I don't know how to answer that. Looks like a trick question :)
Someone deleted our remote Develop when merging it into master -.-
I suppose I could checkout master and create a new develop from that
Go to the server, cd to where its tree is. Use "git reflog" to find the reference to the deleted branch, and then git branch <name-of-branch> <ref-of-branch> to create the branch.
Hmmm... not sure I can... its BitBucket
I think you'll be pushing someone's local copy of the branch, then.
The developer who deleted it probably has the most recent copy. First recover the branch on his box (if it's been deleted locally), and then push that.
16:58
Yea =\. I think they might have just done a pull into develop prior to that and had that delete flag on before merging to master (a convenient feature of bucket to have it persist)
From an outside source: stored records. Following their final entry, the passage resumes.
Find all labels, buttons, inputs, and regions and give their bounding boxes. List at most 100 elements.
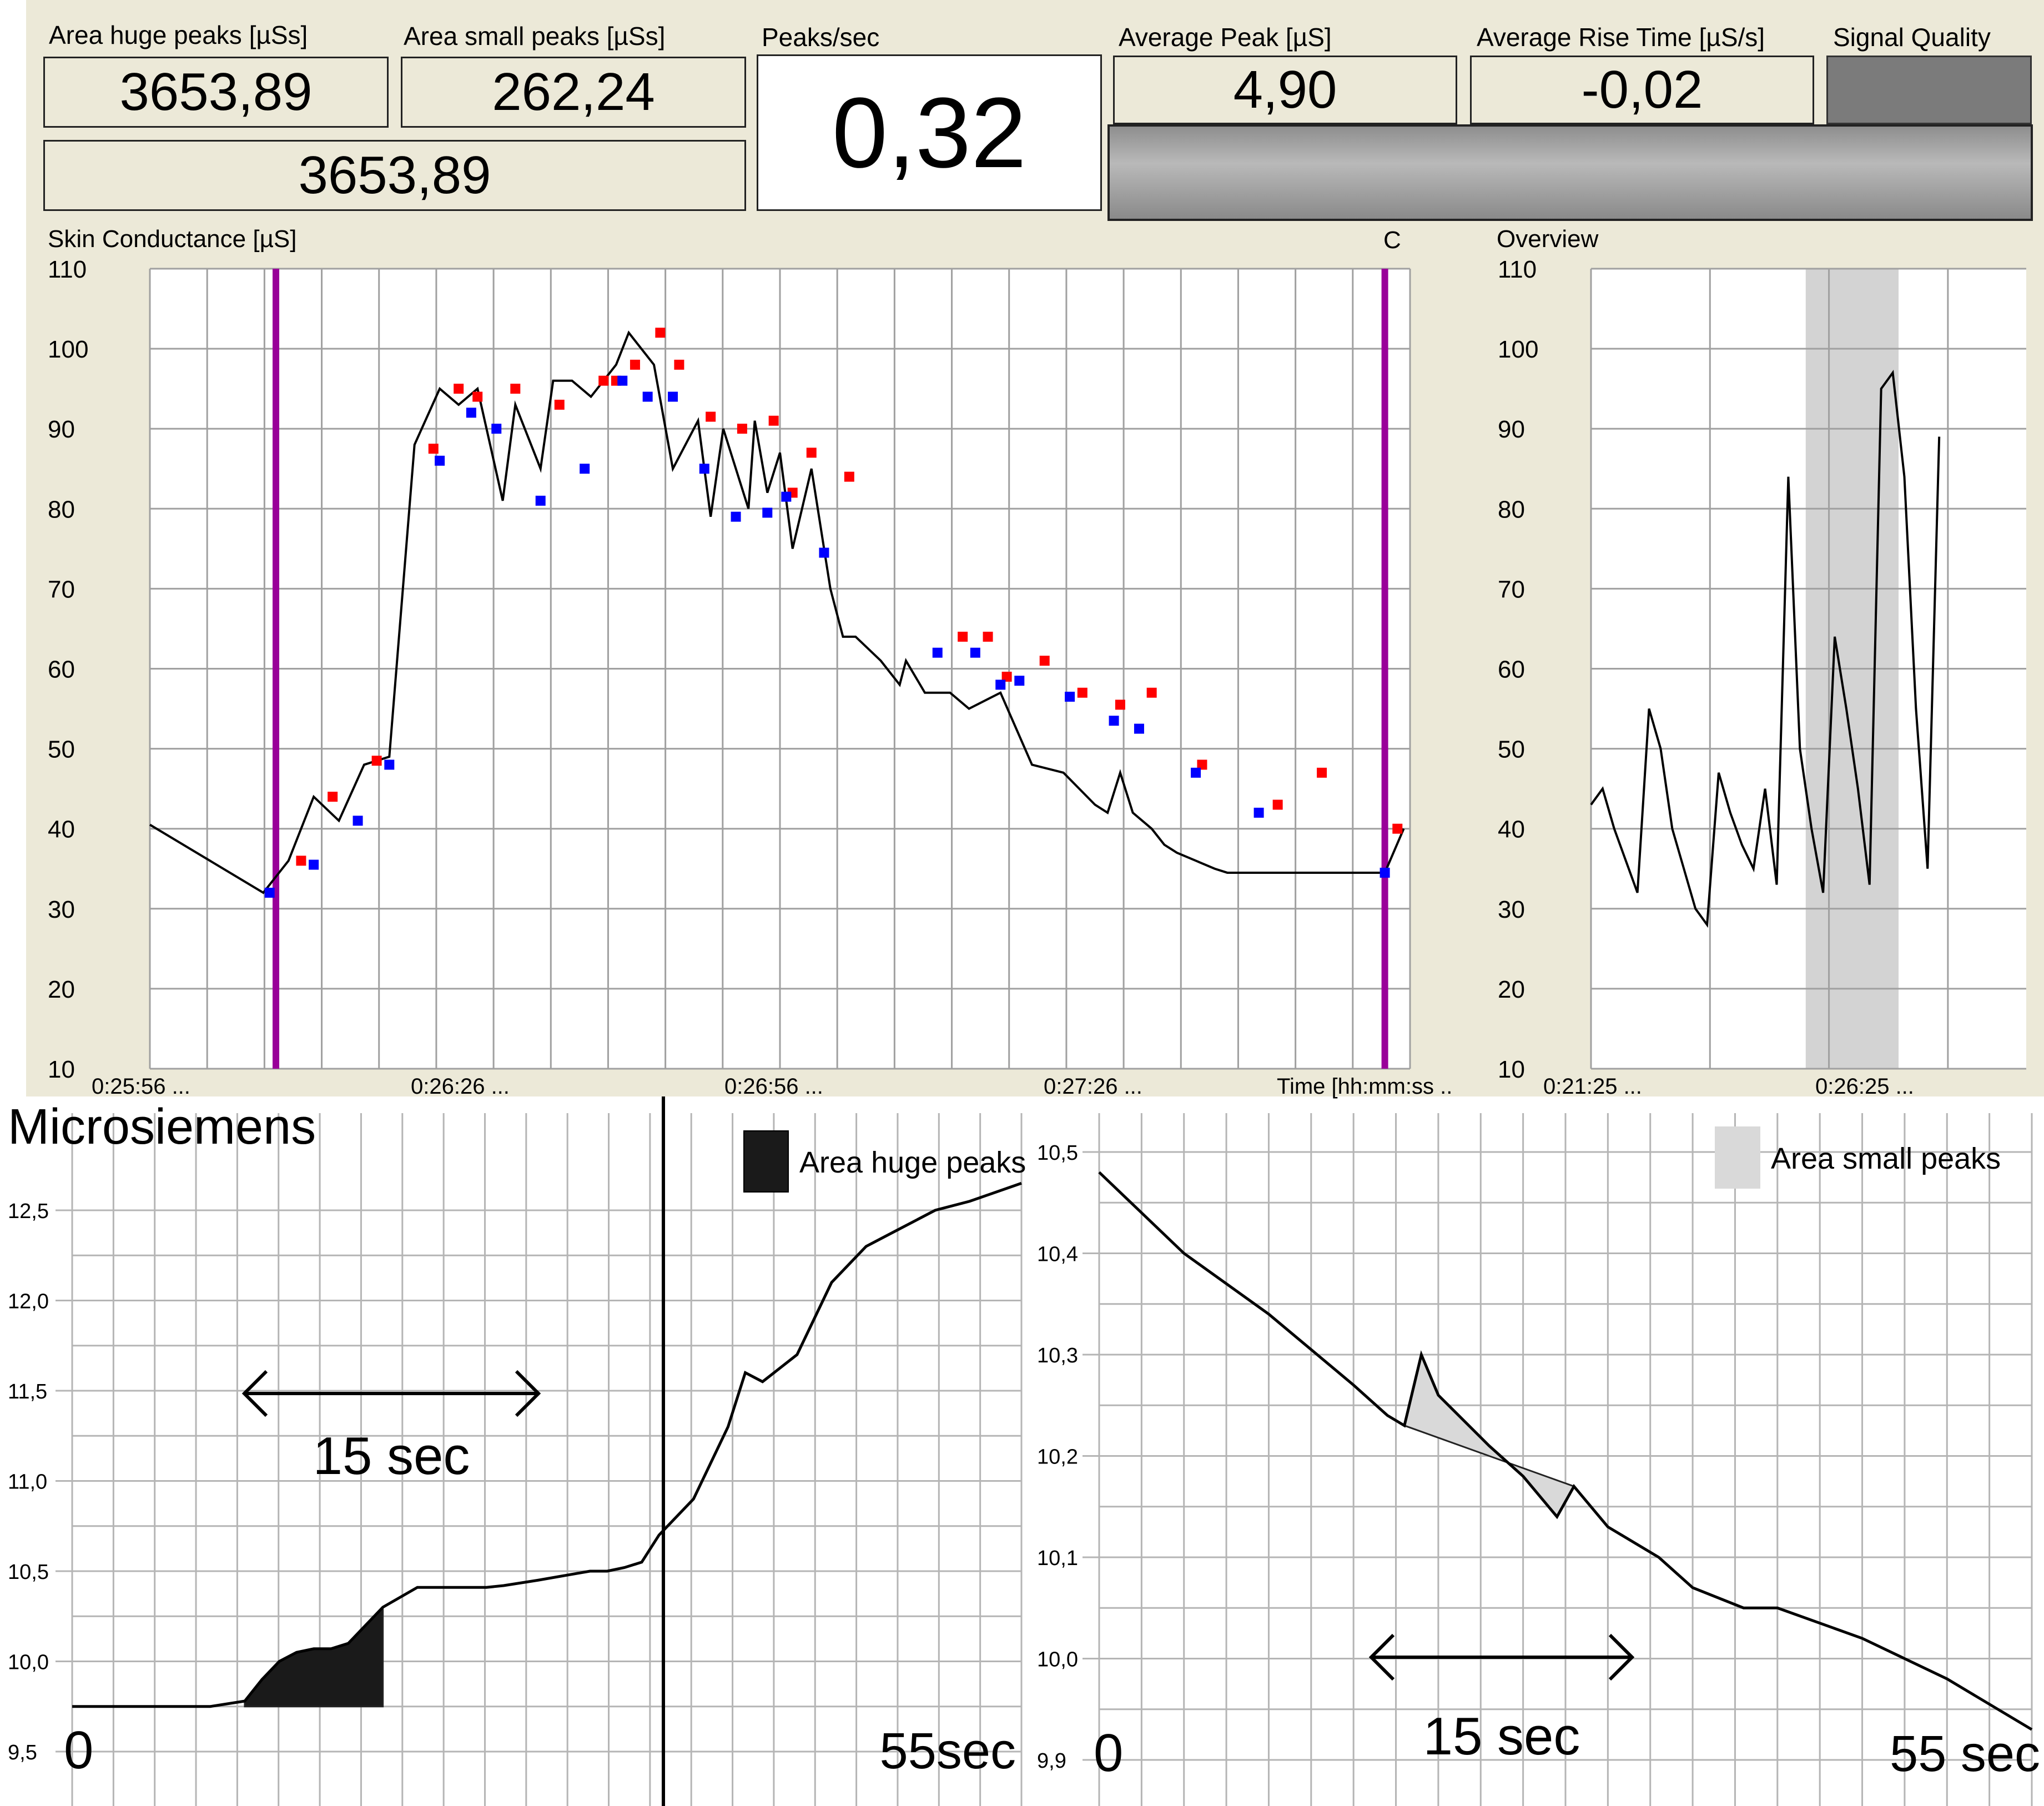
- y-tick-label: 9,5: [8, 1741, 37, 1764]
- valley-marker: [642, 391, 653, 402]
- arrow-head-right: [1608, 1633, 1635, 1681]
- x-start-label: 0: [1094, 1723, 1123, 1783]
- peak-marker: [1077, 687, 1088, 698]
- overview-title: Overview: [1497, 225, 1599, 253]
- skin-conductance-title: Skin Conductance [µS]: [48, 225, 297, 253]
- legend-label: Area huge peaks: [799, 1146, 1026, 1179]
- x-start-label: 0: [64, 1721, 93, 1780]
- valley-marker: [435, 455, 445, 466]
- valley-marker: [491, 424, 502, 434]
- area-huge-peaks-title: Area huge peaks [µSs]: [49, 21, 308, 49]
- y-tick-label: 10,3: [1037, 1344, 1078, 1367]
- interval-label: 15 sec: [1423, 1707, 1580, 1766]
- area-small-peaks-chart: 9,9 10,0 10,1 10,2 10,3 10,4 10,5 Area small pe…: [1037, 1113, 2040, 1806]
- y-tick-label: 20: [48, 976, 75, 1003]
- valley-marker: [781, 491, 792, 502]
- y-tick-label: 10,0: [8, 1651, 49, 1674]
- y-tick-label: 30: [1498, 896, 1525, 923]
- y-tick-label: 90: [48, 416, 75, 443]
- average-rise-time-title: Average Rise Time [µS/s]: [1477, 23, 1765, 52]
- peak-marker: [1146, 687, 1157, 698]
- y-tick-label: 12,0: [8, 1290, 49, 1314]
- y-tick-label: 30: [48, 896, 75, 923]
- y-tick-label: 50: [1498, 736, 1525, 763]
- y-tick-label: 70: [48, 576, 75, 603]
- peak-marker: [328, 792, 338, 802]
- x-tick-label: 0:25:56 ...: [92, 1074, 190, 1099]
- y-tick-label: 20: [1498, 976, 1525, 1003]
- overview-line: [1590, 369, 1941, 928]
- average-peak-value: 4,90: [1113, 56, 1457, 124]
- y-tick-label: 9,9: [1037, 1749, 1066, 1773]
- area-small-peaks-title: Area small peaks [µSs]: [404, 22, 666, 51]
- valley-marker: [970, 647, 980, 658]
- valley-marker: [1109, 716, 1119, 726]
- valley-marker: [1191, 767, 1201, 778]
- peak-marker: [1317, 767, 1327, 778]
- peak-marker: [472, 391, 483, 402]
- valley-marker: [309, 859, 319, 870]
- area-small-peaks-value: 262,24: [401, 57, 746, 128]
- x-tick-label: Time [hh:mm:ss ...]: [1277, 1074, 1454, 1099]
- shaded-area: [1403, 1352, 1575, 1518]
- valley-marker: [264, 887, 275, 898]
- y-tick-label: 100: [1498, 336, 1538, 363]
- x-tick-label: 0:26:56 ...: [724, 1074, 823, 1099]
- peak-marker: [1001, 671, 1012, 682]
- valley-marker: [384, 759, 395, 770]
- y-tick-label: 110: [1498, 256, 1537, 283]
- x-tick-label: 0:27:26 ...: [1044, 1074, 1142, 1099]
- peak-marker: [1115, 700, 1125, 710]
- y-tick-label: 10: [1498, 1056, 1525, 1083]
- overview-chart[interactable]: 10 20 30 40 50 60 70 80 90 100 110 0:21:25 ... 0:26:…: [1488, 244, 2044, 1099]
- y-tick-label: 60: [48, 656, 75, 683]
- chart-title: Microsiemens: [8, 1099, 316, 1155]
- y-tick-label: 50: [48, 736, 75, 763]
- signal-quality-bar: [1107, 124, 2033, 221]
- peak-marker: [510, 384, 521, 394]
- peak-marker: [296, 856, 306, 866]
- y-tick-label: 10,5: [8, 1561, 49, 1584]
- valley-marker: [731, 511, 741, 522]
- peaks-per-sec-value: 0,32: [757, 54, 1102, 211]
- peak-marker: [598, 375, 609, 386]
- valley-marker: [762, 507, 773, 518]
- x-tick-label: 0:26:25 ...: [1815, 1074, 1914, 1099]
- valley-marker: [1134, 723, 1144, 734]
- x-end-label: 55 sec: [1890, 1725, 2040, 1782]
- peak-marker: [674, 359, 684, 370]
- y-tick-label: 90: [1498, 416, 1525, 443]
- skin-conductance-line: [149, 330, 1405, 894]
- peak-marker: [706, 411, 716, 422]
- peak-marker: [554, 399, 565, 410]
- y-tick-label: 10: [48, 1056, 75, 1083]
- valley-marker: [668, 391, 678, 402]
- conductance-line: [72, 1181, 1022, 1708]
- area-huge-peaks-chart: 9,5 10,0 10,5 11,0 11,5 12,0 12,5 Area huge pea…: [8, 1096, 1026, 1806]
- total-area-value: 3653,89: [43, 140, 746, 211]
- valley-marker: [819, 547, 829, 558]
- area-huge-peaks-value: 3653,89: [43, 57, 389, 128]
- cursor-label: C: [1383, 227, 1401, 254]
- signal-quality-title: Signal Quality: [1833, 23, 1991, 52]
- peak-marker: [737, 424, 747, 434]
- arrow-head-right: [515, 1370, 541, 1417]
- peak-marker: [768, 415, 779, 426]
- valley-marker: [699, 464, 709, 474]
- y-tick-label: 40: [48, 816, 75, 843]
- y-tick-label: 11,5: [8, 1380, 47, 1403]
- y-tick-label: 10,1: [1037, 1547, 1078, 1570]
- valley-marker: [617, 375, 628, 386]
- legend-swatch: [1715, 1126, 1760, 1189]
- valley-marker: [580, 464, 590, 474]
- y-tick-label: 12,5: [8, 1200, 49, 1223]
- peak-marker: [844, 471, 854, 482]
- valley-marker: [1380, 867, 1390, 878]
- y-tick-label: 110: [48, 256, 87, 283]
- skin-conductance-chart[interactable]: 10 20 30 40 50 60 70 80 90 100 110 0:25:56 ... 0:26:…: [0, 244, 1454, 1099]
- peak-marker: [806, 447, 817, 458]
- signal-quality-indicator: [1826, 56, 2032, 124]
- legend-label: Area small peaks: [1771, 1142, 2001, 1175]
- average-peak-title: Average Peak [µS]: [1119, 23, 1332, 52]
- y-tick-label: 80: [48, 496, 75, 523]
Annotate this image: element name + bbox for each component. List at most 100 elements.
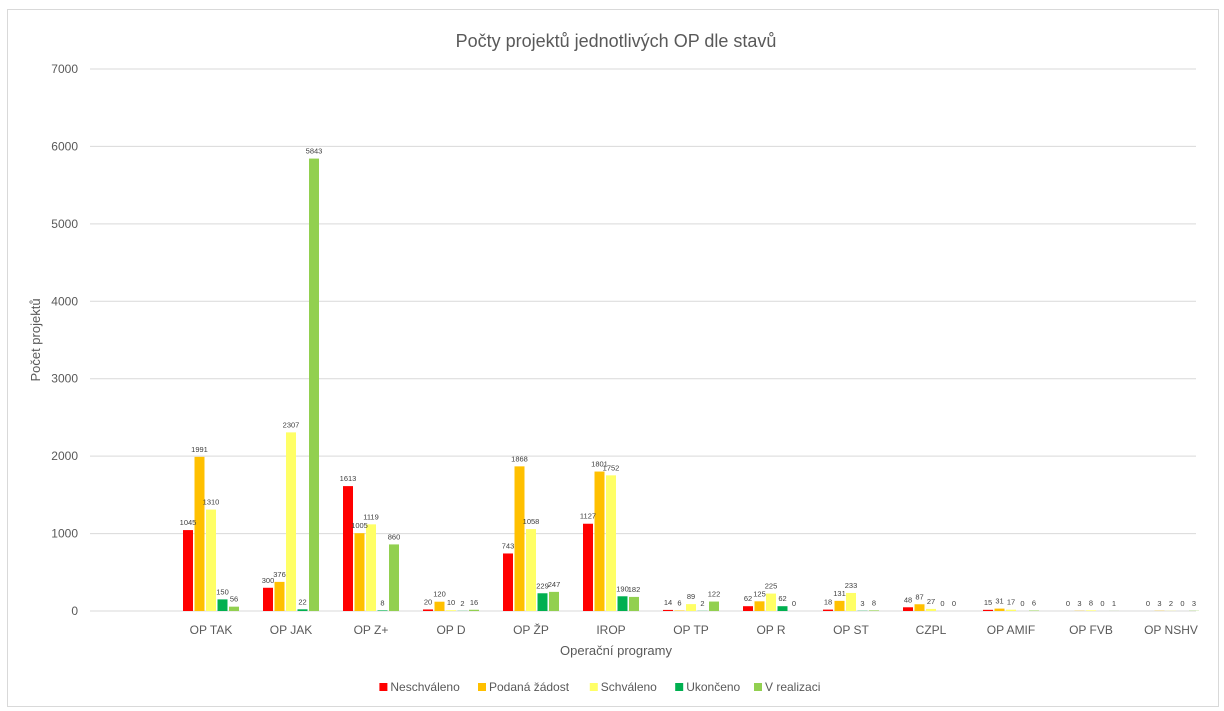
data-label: 27 — [927, 597, 935, 606]
y-tick-label: 2000 — [51, 449, 78, 463]
y-tick-label: 7000 — [51, 62, 78, 76]
data-label: 1801 — [591, 460, 608, 469]
data-label: 0 — [1020, 599, 1024, 608]
data-label: 0 — [1146, 599, 1150, 608]
y-tick-label: 5000 — [51, 217, 78, 231]
bar — [686, 604, 696, 611]
data-label: 376 — [273, 570, 286, 579]
data-label: 125 — [753, 589, 766, 598]
bar — [194, 456, 205, 611]
legend-swatch — [478, 683, 486, 691]
category-label: OP JAK — [270, 623, 312, 637]
data-label: 300 — [262, 576, 275, 585]
category-label: CZPL — [916, 623, 947, 637]
category-label: OP R — [756, 623, 785, 637]
category-label: OP ST — [833, 623, 869, 637]
data-label: 233 — [845, 581, 858, 590]
data-label: 0 — [1100, 599, 1104, 608]
bar — [709, 601, 719, 611]
legend-label: Ukončeno — [686, 680, 740, 694]
bar — [354, 533, 365, 611]
data-label: 16 — [470, 598, 478, 607]
data-label: 1991 — [191, 445, 208, 454]
data-label: 247 — [548, 580, 561, 589]
data-label: 89 — [687, 592, 695, 601]
bar — [617, 596, 628, 611]
data-label: 22 — [298, 597, 306, 606]
data-label: 2 — [1169, 599, 1173, 608]
data-label: 6 — [677, 599, 681, 608]
y-axis-title: Počet projektů — [28, 298, 43, 381]
category-label: OP FVB — [1069, 623, 1113, 637]
data-label: 122 — [708, 590, 721, 599]
bar — [1086, 610, 1096, 611]
data-label: 48 — [904, 595, 912, 604]
bar — [514, 466, 525, 611]
data-label: 1005 — [351, 521, 368, 530]
bar — [206, 509, 216, 611]
data-label: 8 — [1089, 598, 1093, 607]
legend-swatch — [379, 683, 388, 691]
bar — [526, 529, 536, 611]
data-labels: 1045199113101505630037623072258431613100… — [180, 147, 1196, 608]
legend-label: Schváleno — [601, 680, 657, 694]
bar — [217, 599, 228, 611]
bar — [423, 609, 433, 611]
bar — [1006, 609, 1016, 611]
bar — [766, 593, 776, 611]
bar — [469, 609, 479, 611]
data-label: 0 — [940, 599, 944, 608]
data-label: 1045 — [180, 518, 197, 527]
bar — [823, 609, 833, 611]
data-label: 229 — [536, 581, 549, 590]
bar — [594, 471, 605, 611]
category-label: OP TP — [673, 623, 709, 637]
category-label: OP D — [436, 623, 465, 637]
bar — [914, 604, 925, 611]
bar — [549, 591, 559, 611]
bar — [297, 609, 308, 611]
legend-swatch — [675, 683, 684, 691]
data-label: 2307 — [283, 420, 300, 429]
data-label: 8 — [872, 598, 876, 607]
data-label: 150 — [216, 587, 229, 596]
data-label: 1 — [1112, 599, 1116, 608]
bar — [229, 606, 239, 611]
data-label: 0 — [1180, 599, 1184, 608]
data-label: 2 — [700, 599, 704, 608]
bar — [583, 523, 593, 611]
category-label: OP AMIF — [987, 623, 1035, 637]
bar — [183, 530, 193, 611]
legend-swatch — [589, 683, 598, 691]
data-label: 3 — [1157, 599, 1161, 608]
data-label: 56 — [230, 595, 238, 604]
data-label: 3 — [1192, 599, 1196, 608]
gridlines — [90, 68, 1196, 612]
bar — [377, 610, 388, 611]
bars — [183, 158, 1199, 612]
x-axis-title: Operační programy — [560, 643, 672, 658]
data-label: 0 — [792, 599, 796, 608]
bar — [274, 581, 285, 611]
data-label: 8 — [380, 598, 384, 607]
data-label: 20 — [424, 597, 432, 606]
chart-title: Počty projektů jednotlivých OP dle stavů — [456, 31, 777, 51]
bar — [903, 607, 913, 611]
legend-label: Neschváleno — [390, 680, 460, 694]
y-tick-label: 0 — [71, 604, 78, 618]
data-label: 225 — [765, 582, 778, 591]
data-label: 5843 — [306, 147, 323, 156]
bar — [503, 553, 513, 611]
bar — [389, 544, 399, 611]
data-label: 2 — [460, 599, 464, 608]
bar — [754, 601, 765, 611]
data-label: 120 — [433, 590, 446, 599]
data-label: 17 — [1007, 598, 1015, 607]
data-label: 1752 — [603, 463, 620, 472]
y-tick-label: 4000 — [51, 294, 78, 308]
legend-label: V realizaci — [765, 680, 820, 694]
data-label: 860 — [388, 532, 401, 541]
category-label: IROP — [596, 623, 625, 637]
category-label: OP TAK — [190, 623, 233, 637]
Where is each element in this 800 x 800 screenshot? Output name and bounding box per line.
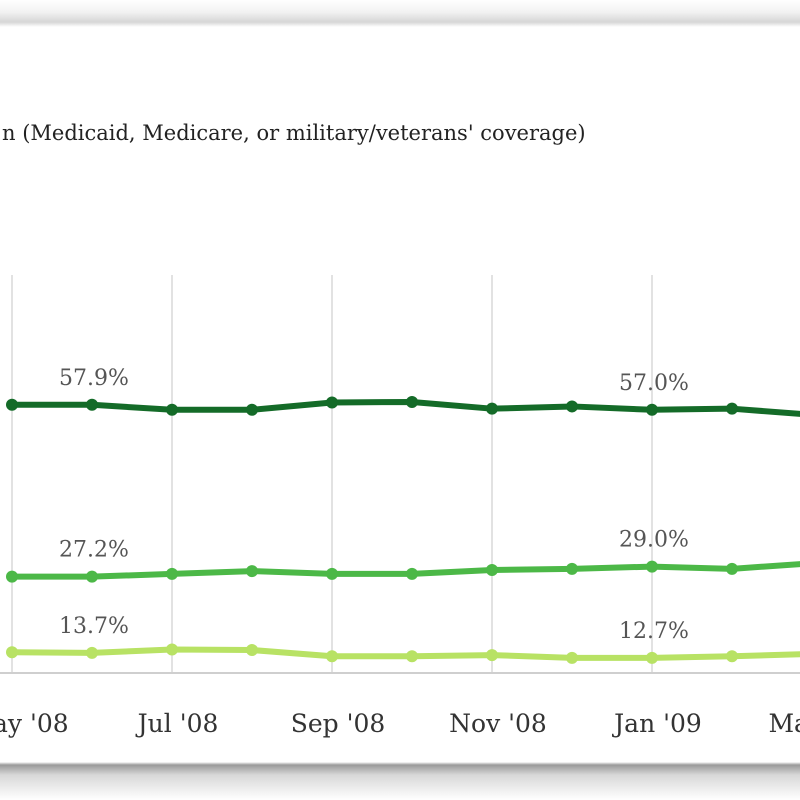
data-point xyxy=(726,650,738,663)
data-point xyxy=(326,650,338,663)
data-point xyxy=(6,570,18,583)
x-tick-label: Jan '09 xyxy=(611,709,702,738)
data-point xyxy=(406,567,418,580)
data-point xyxy=(646,560,658,573)
data-point xyxy=(246,644,258,657)
data-point xyxy=(566,651,578,664)
data-point xyxy=(646,403,658,416)
data-label: 57.0% xyxy=(619,371,689,396)
series-line-0 xyxy=(12,398,800,417)
data-label: 29.0% xyxy=(619,528,689,553)
data-label: 13.7% xyxy=(59,614,129,639)
x-tick-label: Mar '09 xyxy=(768,709,800,738)
legend-text: n (Medicaid, Medicare, or military/veter… xyxy=(2,121,586,145)
data-label: 27.2% xyxy=(59,538,129,563)
data-point xyxy=(326,567,338,580)
data-point xyxy=(246,565,258,578)
data-point xyxy=(726,562,738,575)
data-point xyxy=(566,562,578,575)
data-point xyxy=(486,563,498,576)
data-point xyxy=(726,402,738,415)
data-point xyxy=(6,398,18,411)
x-tick-label: May '08 xyxy=(0,709,69,738)
data-point xyxy=(86,570,98,583)
data-point xyxy=(166,643,178,656)
data-point xyxy=(246,403,258,416)
data-point xyxy=(486,649,498,662)
data-point xyxy=(326,396,338,409)
data-label: 12.7% xyxy=(619,619,689,644)
x-tick-label: Nov '08 xyxy=(449,709,547,738)
x-tick-label: Jul '08 xyxy=(135,709,219,738)
data-point xyxy=(6,646,18,659)
series-line-1 xyxy=(12,561,800,580)
data-point xyxy=(406,395,418,408)
data-point xyxy=(486,402,498,415)
data-point xyxy=(566,400,578,413)
data-point xyxy=(166,567,178,580)
data-point xyxy=(86,646,98,659)
data-point xyxy=(86,398,98,411)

Whenever people put fancy wrappers in front of git, things get out of control. It's a somewhat complicated tool to learn. Fancy stuff doesn't make it easier--it just hides the complexity in ways that get people into trouble.
Unfortunately, this is no use against someone deleting an entire branch by "accident" and everyone else frantically searching for someone who still has a copy of that branch.
Success! Fortunately the SourceTree tool Atlassian hands out still had the history of the Develop branch on its cool graph. I was able to copy the SHA and use Wayne's suggestion :D
17:10
nice
As long as GC hasn't run on every machine, you can recover the branch. Even if it means reading through the entire reflog. Of every machine in the office. It's worth it.
17:22
Correct. The one thing that nobody said about git when I was learning about it... and by nobody, I mean Linus himself didn't explain this in his google talk about git... is that git is reference counted and garbage collected, and that dead objects can't be gc'd immediately.
As soon as you need to dig in the garbage can and pray the janitor hasn't come ... you've already done something wrong :P
I use... misuse?... this fact all the time. Did I just commit something to the wrong branch? Copy the sha1 ref, git reset --hard HEAD~, then change to the correct branch, and git cherry-pick <ref>. For a moment, the commit exists only in the garbage can.